Patellofemoral Pain Syndrome (PFPS) is a common musculoskeletal condition in young athletic populations, accounting for 25% of knee injuries seen in clinical practise. Indeed, the incidence of PFPS is around 22/1,000 person-years, and is 2.23 times more common in females than in males. PFPS can be due to acute trauma to the patellar, but is more commonly due to a combination of biomechanical and neuromuscular changes. There are several proposed mechanisms responsible for PFPS and often these factors occur simultaneously in individuals. Tissues can become overloaded or overused, leading to dysfunction. It is for these factors that PFPS can be a challenging musculoskeletal disorder to conservatively manage, and often requires multimodal management.

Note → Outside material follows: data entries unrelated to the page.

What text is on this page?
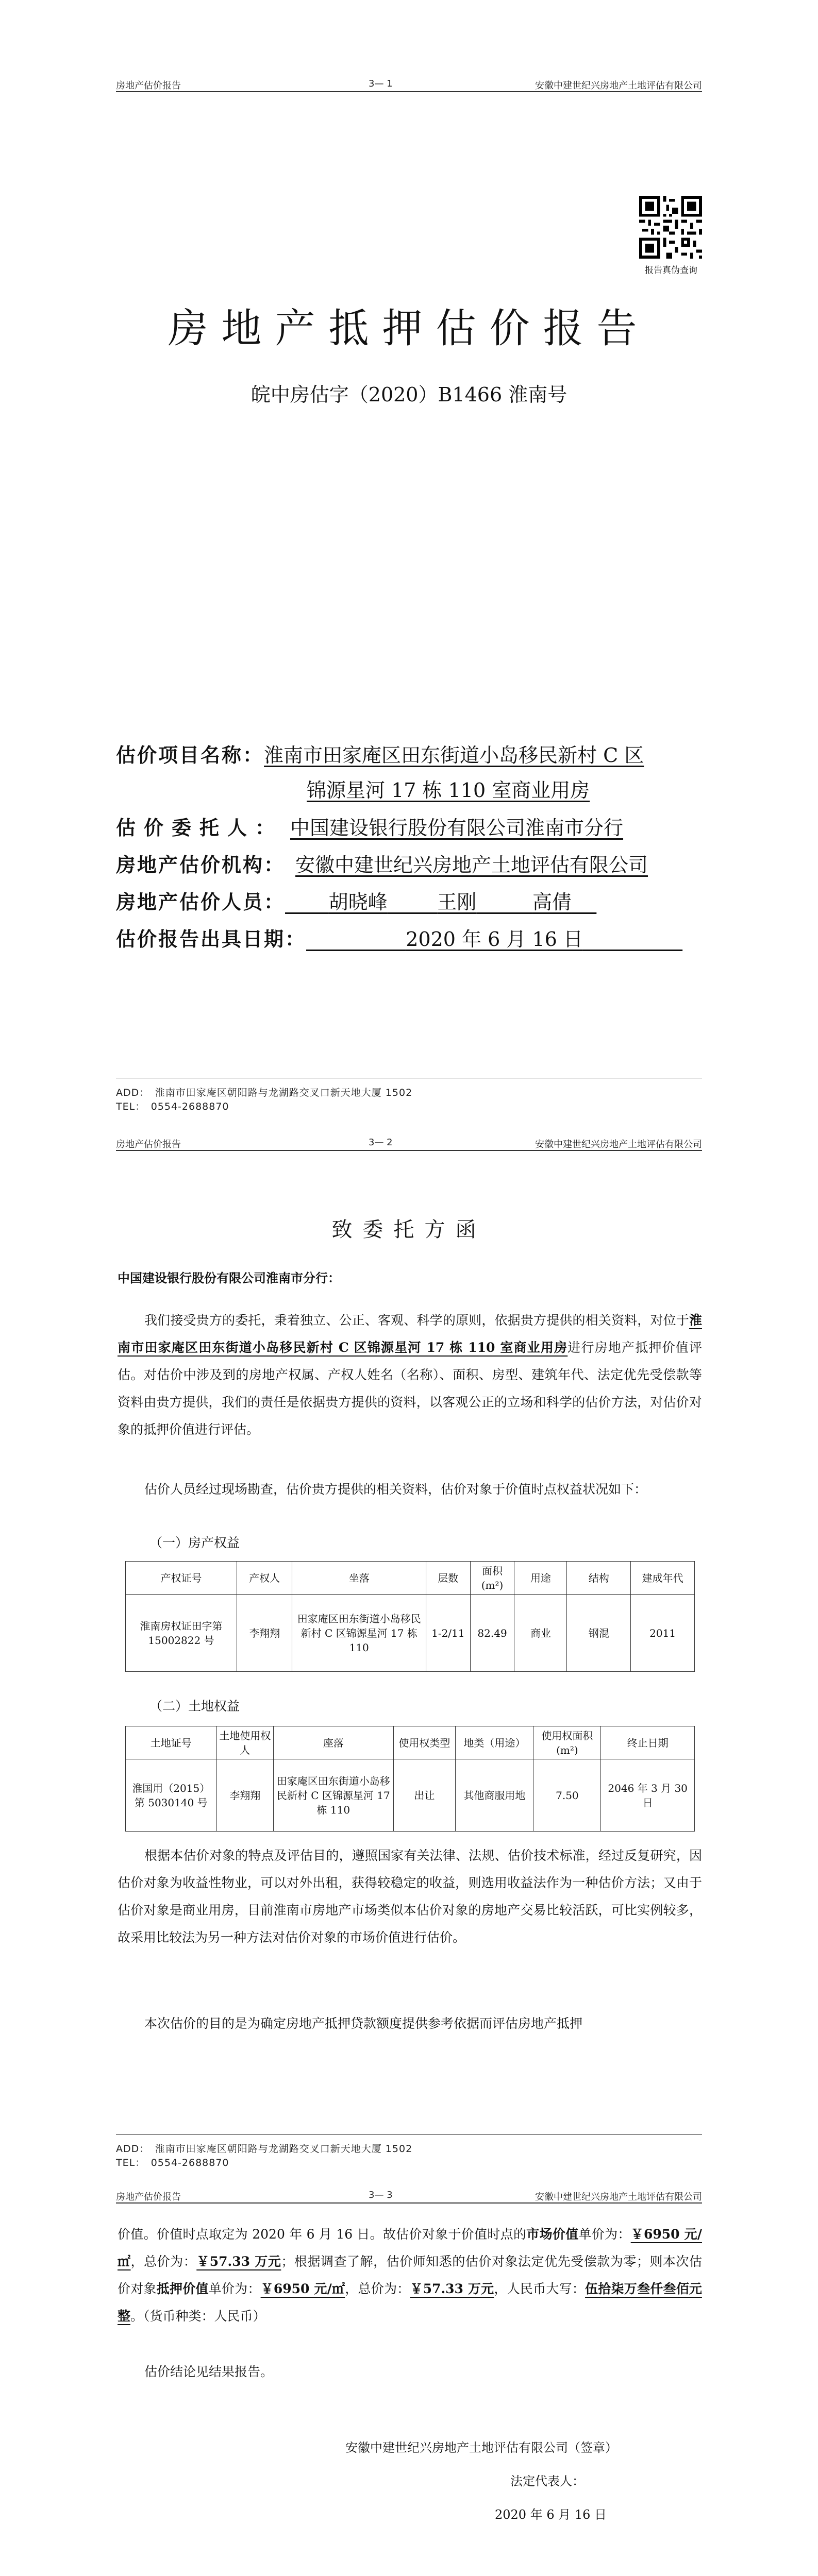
房地产估价报告	3— 1	安徽中建世纪兴房地产土地评估有限公司
报告真伪查询
房地产抵押估价报告
皖中房估字（2020）B1466 淮南号
估价项目名称：淮南市田家庵区田东街道小岛移民新村 C 区
锦源星河 17 栋 110 室商业用房
估价委托人： 中国建设银行股份有限公司淮南市分行
房地产估价机构： 安徽中建世纪兴房地产土地评估有限公司
房地产估价人员： 胡晓峰	王刚	高倩
估价报告出具日期：	2020 年 6 月 16 日
ADD：　淮南市田家庵区朝阳路与龙湖路交叉口新天地大厦 1502
TEL：　0554-2688870
房地产估价报告	3— 2	安徽中建世纪兴房地产土地评估有限公司
致委托方函
中国建设银行股份有限公司淮南市分行：
我们接受贵方的委托，秉着独立、公正、客观、科学的原则，依据贵方提供的相关资料，对位于淮南市田家庵区田东街道小岛移民新村 C 区锦源星河 17 栋 110 室商业用房进行房地产抵押价值评估。对估价中涉及到的房地产权属、产权人姓名（名称）、面积、房型、建筑年代、法定优先受偿款等资料由贵方提供，我们的责任是依据贵方提供的资料，以客观公正的立场和科学的估价方法，对估价对象的抵押价值进行评估。
估价人员经过现场勘查，估价贵方提供的相关资料，估价对象于价值时点权益状况如下：
（一）房产权益
产权证号	产权人	坐落	层数	面积(m²)	用途	结构	建成年代
淮南房权证田字第 15002822 号	李翔翔	田家庵区田东街道小岛移民新村 C 区锦源星河 17 栋 110	1-2/11	82.49	商业	钢混	2011
（二）土地权益
土地证号	土地使用权人	座落	使用权类型	地类（用途）	使用权面积(m²)	终止日期
淮国用（2015）第 5030140 号	李翔翔	田家庵区田东街道小岛移民新村 C 区锦源星河 17 栋 110	出让	其他商服用地	7.50	2046 年 3 月 30 日
根据本估价对象的特点及评估目的，遵照国家有关法律、法规、估价技术标准，经过反复研究，因估价对象为收益性物业，可以对外出租，获得较稳定的收益，则选用收益法作为一种估价方法；又由于估价对象是商业用房，目前淮南市房地产市场类似本估价对象的房地产交易比较活跃，可比实例较多，故采用比较法为另一种方法对估价对象的市场价值进行估价。
本次估价的目的是为确定房地产抵押贷款额度提供参考依据而评估房地产抵押
ADD：　淮南市田家庵区朝阳路与龙湖路交叉口新天地大厦 1502
TEL：　0554-2688870
房地产估价报告	3— 3	安徽中建世纪兴房地产土地评估有限公司
价值。价值时点取定为 2020 年 6 月 16 日。故估价对象于价值时点的市场价值单价为：￥6950 元/㎡，总价为：￥57.33 万元；根据调查了解，估价师知悉的估价对象法定优先受偿款为零；则本次估价对象抵押价值单价为：￥6950 元/㎡，总价为：￥57.33 万元，人民币大写：伍拾柒万叁仟叁佰元整。（货币种类：人民币）
估价结论见结果报告。
安徽中建世纪兴房地产土地评估有限公司（签章）
法定代表人：
2020 年 6 月 16 日
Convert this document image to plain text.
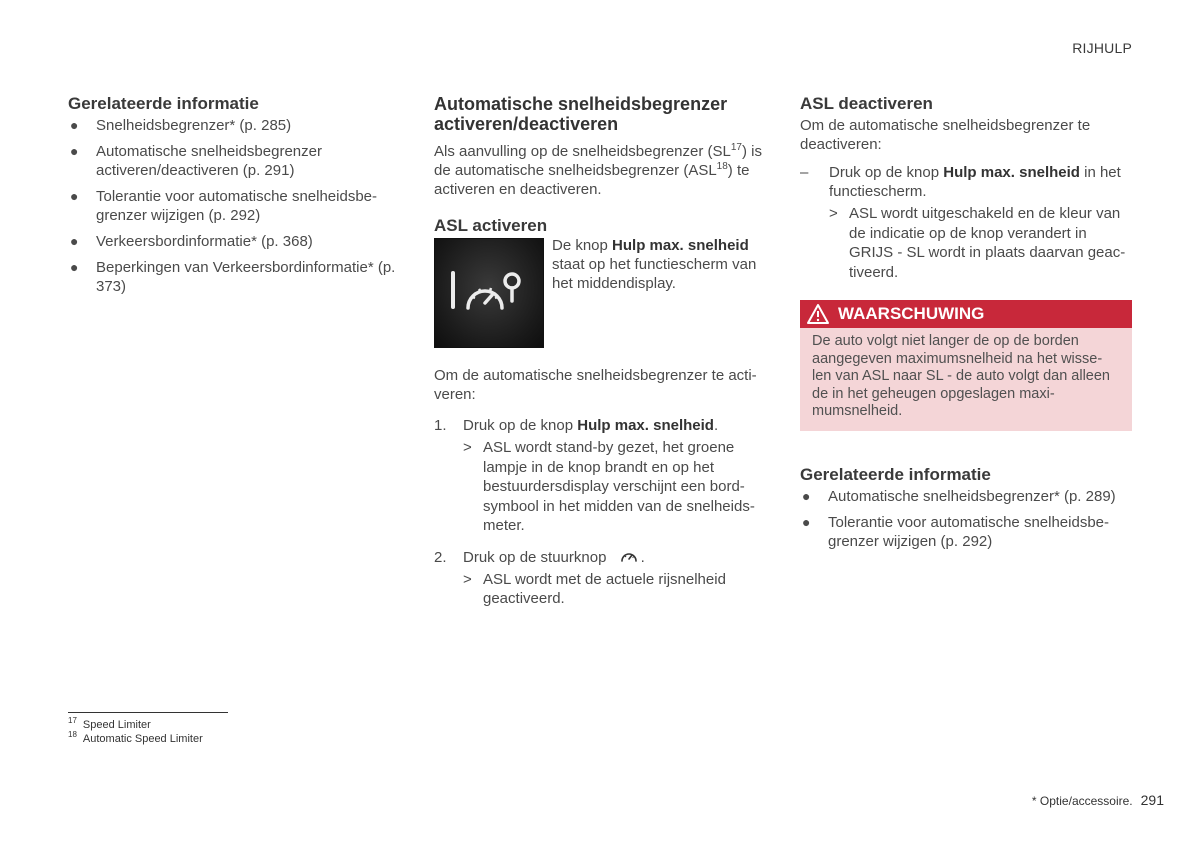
RIJHULP
Gerelateerde informatie
● Snelheidsbegrenzer* (p. 285)
● Automatische snelheidsbegrenzer activeren/deactiveren (p. 291)
● Tolerantie voor automatische snelheidsbe-grenzer wijzigen (p. 292)
● Verkeersbordinformatie* (p. 368)
● Beperkingen van Verkeersbordinformatie* (p. 373)
Automatische snelheidsbegrenzer activeren/deactiveren

Als aanvulling op de snelheidsbegrenzer (SL$^{17}$) is de automatische snelheidsbegrenzer (ASL$^{18}$) te activeren en deactiveren.

ASL activeren

De knop Hulp max. snelheid staat op het functiescherm van het middendisplay.

Om de automatische snelheidsbegrenzer te acti-veren:

1. Druk op de knop Hulp max. snelheid.
> ASL wordt stand-by gezet, het groene lampje in de knop brandt en op het bestuurdersdisplay verschijnt een bord-symbool in het midden van de snelheids-meter.
2. Druk op de stuurknop .
> ASL wordt met de actuele rijsnelheid geactiveerd.
ASL deactiveren

Om de automatische snelheidsbegrenzer te deactiveren:

– Druk op de knop Hulp max. snelheid in het functiescherm.
> ASL wordt uitgeschakeld en de kleur van de indicatie op de knop verandert in GRIJS - SL wordt in plaats daarvan geac-tiveerd.
WAARSCHUWING
De auto volgt niet langer de op de borden aangegeven maximumsnelheid na het wisse-len van ASL naar SL - de auto volgt dan alleen de in het geheugen opgeslagen maxi-mumsnelheid.
Gerelateerde informatie
● Automatische snelheidsbegrenzer* (p. 289)
● Tolerantie voor automatische snelheidsbe-grenzer wijzigen (p. 292)
$^{17}$ Speed Limiter
$^{18}$ Automatic Speed Limiter
* Optie/accessoire. 291
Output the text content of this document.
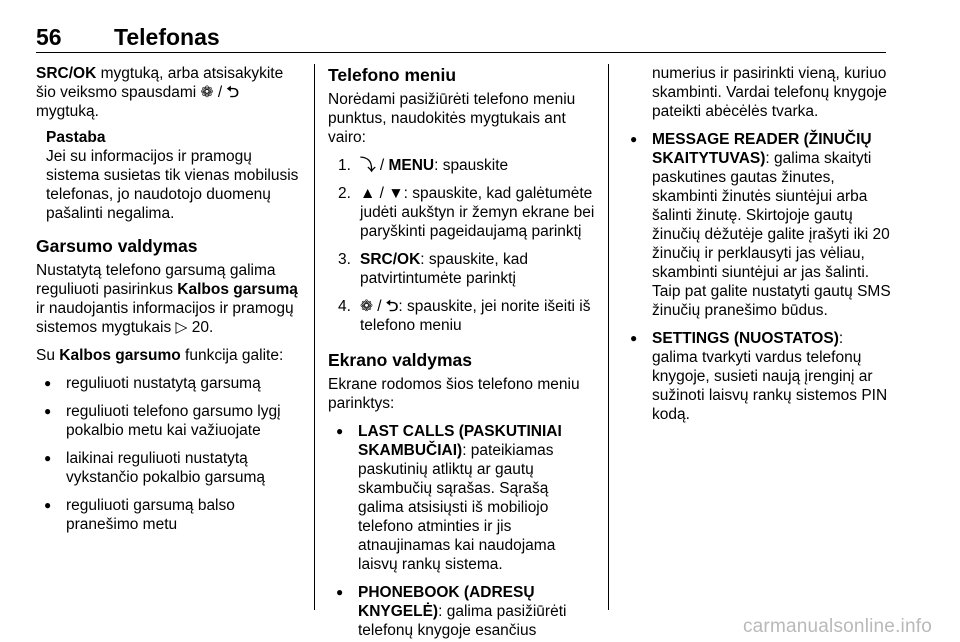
56 Telefonas

SRC/OK mygtuką, arba atsisakykite šio veiksmo spausdami ❁ / ⮌ mygtuką.

Pastaba

Jei su informacijos ir pramogų sistema susietas tik vienas mobilusis telefonas, jo naudotojo duomenų pašalinti negalima.

Garsumo valdymas

Nustatytą telefono garsumą galima reguliuoti pasirinkus Kalbos garsumą ir naudojantis informacijos ir pramogų sistemos mygtukais ▷ 20.

Su Kalbos garsumo funkcija galite:

● reguliuoti nustatytą garsumą
● reguliuoti telefono garsumo lygį pokalbio metu kai važiuojate
● laikinai reguliuoti nustatytą vykstančio pokalbio garsumą
● reguliuoti garsumą balso pranešimo metu
Telefono meniu

Norėdami pasižiūrėti telefono meniu punktus, naudokitės mygtukais ant vairo:

1. ⤵ / MENU: spauskite
2. ▲ / ▼: spauskite, kad galėtumėte judėti aukštyn ir žemyn ekrane bei paryškinti pageidaujamą parinktį
3. SRC/OK: spauskite, kad patvirtintumėte parinktį
4. ❁ / ⮌: spauskite, jei norite išeiti iš telefono meniu
Ekrano valdymas

Ekrane rodomos šios telefono meniu parinktys:

● LAST CALLS (PASKUTINIAI SKAMBUČIAI): pateikiamas paskutinių atliktų ar gautų skambučių sąrašas. Sąrašą galima atsisiųsti iš mobiliojo telefono atminties ir jis atnaujinamas kai naudojama laisvų rankų sistema.
● PHONEBOOK (ADRESŲ KNYGELĖ): galima pasižiūrėti telefonų knygoje esančius

numerius ir pasirinkti vieną, kuriuo skambinti. Vardai telefonų knygoje pateikti abėcėlės tvarka.

● MESSAGE READER (ŽINUČIŲ SKAITYTUVAS): galima skaityti paskutines gautas žinutes, skambinti žinutės siuntėjui arba šalinti žinutę. Skirtojoje gautų žinučių dėžutėje galite įrašyti iki 20 žinučių ir perklausyti jas vėliau, skambinti siuntėjui ar jas šalinti. Taip pat galite nustatyti gautų SMS žinučių pranešimo būdus.
● SETTINGS (NUOSTATOS): galima tvarkyti vardus telefonų knygoje, susieti naują įrenginį ar sužinoti laisvų rankų sistemos PIN kodą.
carmanualsonline.info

Relevant anatomy in patellofemoral pain syndrome
The knee consists of two major joints: the tibiofemoral joint, and the patellofemoral joint. The patella (i.e., knee cap) sits within the femoral groove (i.e., shallow dip on the front end part of the thigh bone), which is covered by articular cartilage on the front part of the femoral condyles. This joint is filled with synovial fluid, which acts to reduce friction by lubricate the joint and providing nutrients to the joint. Several bursae also produce synovial fluid in the knee capsule. There are bursae inside the joint and also on the front part of the knee. When the knee is inflamed, these bursae can become swollen causing knee pain. Collateral ligaments come together and give stability to the joint.
Causes of patellofemoral pain syndrome
PFPS can either be due to trauma or biomechanical abnormalities, but is often due to a combination of several factors (i.e., multifactorial):
- Traumatic: acute (i.e., sudden) due to a fall or blunt strike causes local tissue damage and inflammation of the surrounding tissues of the patellofemeral joint; or chronic (i.e., longstanding) like overuse and overload of the patellofemoral joint.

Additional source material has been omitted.